In the words of Randy Ingermanson (Advanced Fiction Writing E-zine), “Dialogue is war.” A dialogue with two strong forces has the energy to propel the story forward. It tends to be highly emotional, but at the same time very simple and direct (unlike actual conversation in real life). The best way to have both emotion and simplicity is to lay the dialogue down first and then go back later to refine, cut, clarify.

Because dialogue is emotional, it also tends to be more give-and-take, more back-and-forth. In our modern publishing industry, it’s rare to have a character go on and on without the other character responding. Each character reacts to the previous line of dialogue.

Friday, December 01, 2006

Dialogue—too many action beats

“I know you did it.” He slammed his fist on the table.
She fingered her long necklace with manicured fingers. “I never said I did.”
“We have you on tape.” He reached out to touch the micro-recorder.
“I told you, I was only joking when I said that.” She wouldn’t look at him.
He crossed his arms and glared at her. “People don’t joke to kill someone.”
“That’s not true. People joke about killing their friends all the time.” She crossed her arms and stared him down.
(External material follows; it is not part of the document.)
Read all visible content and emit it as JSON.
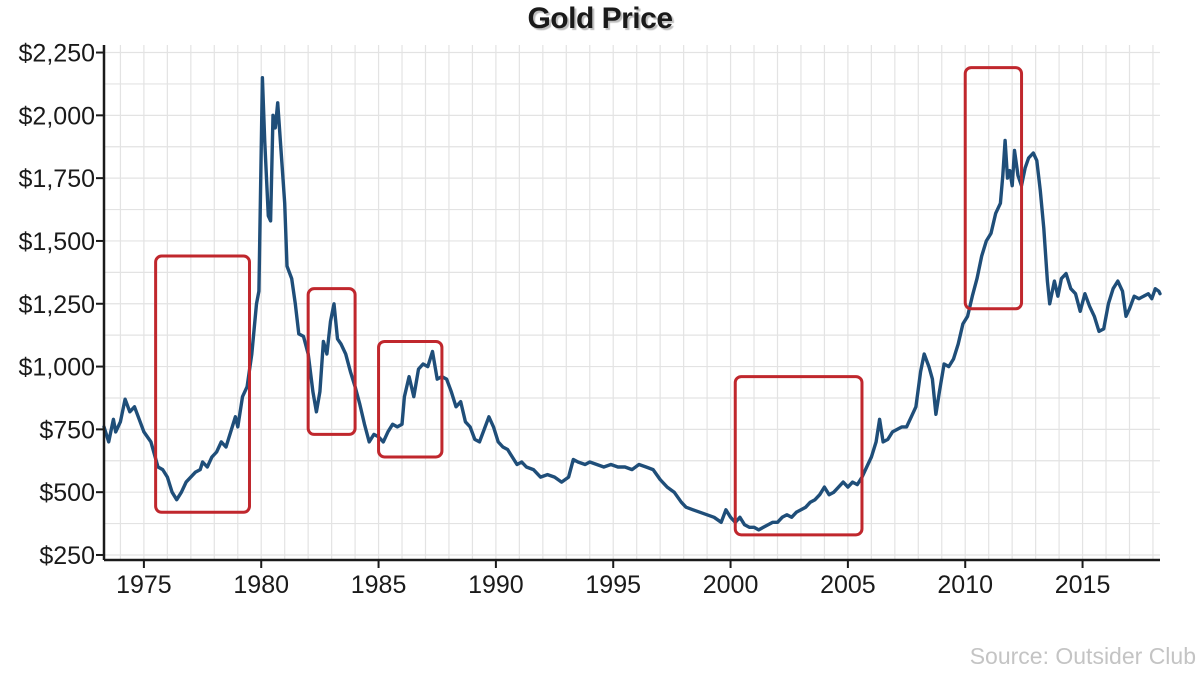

Even though we vary the sentence structure and the position of the dialogue, the action beats in this conversation are a bit much.

You don't need to identify the speaker every time he speaks. You can have back and forth a bit and still know who's speaking.
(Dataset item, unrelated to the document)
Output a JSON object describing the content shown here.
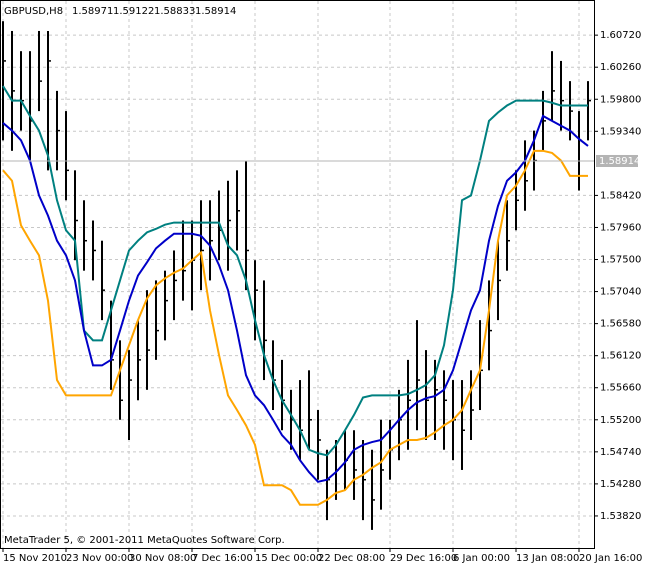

Action beats should have a purpose--to show inner emotion or characterization, not just as filler in between lines of dialogue.

“I know you did it!”
“I never said I did.”
“We have you on tape.”
“I told you, I was only joking when I said that.” She wouldn’t look at him.
“People don’t joke to kill someone.”
“That’s not true. People joke about killing their friends all the time.” She crossed her arms and stared him down.

The action beats in the example above have definite purpose for the reader. “She wouldn’t look at him” clues the reader into the fact she might not be telling the truth. When she crosses her arms and stares him down, it’s showing her spunk under fire.

A good exercise to try is this: Rewrite this dialogue where each character can only speak one short sentence--that's it. No dialogue tags, no action beats. See how it changes your perspective on the dialogue then.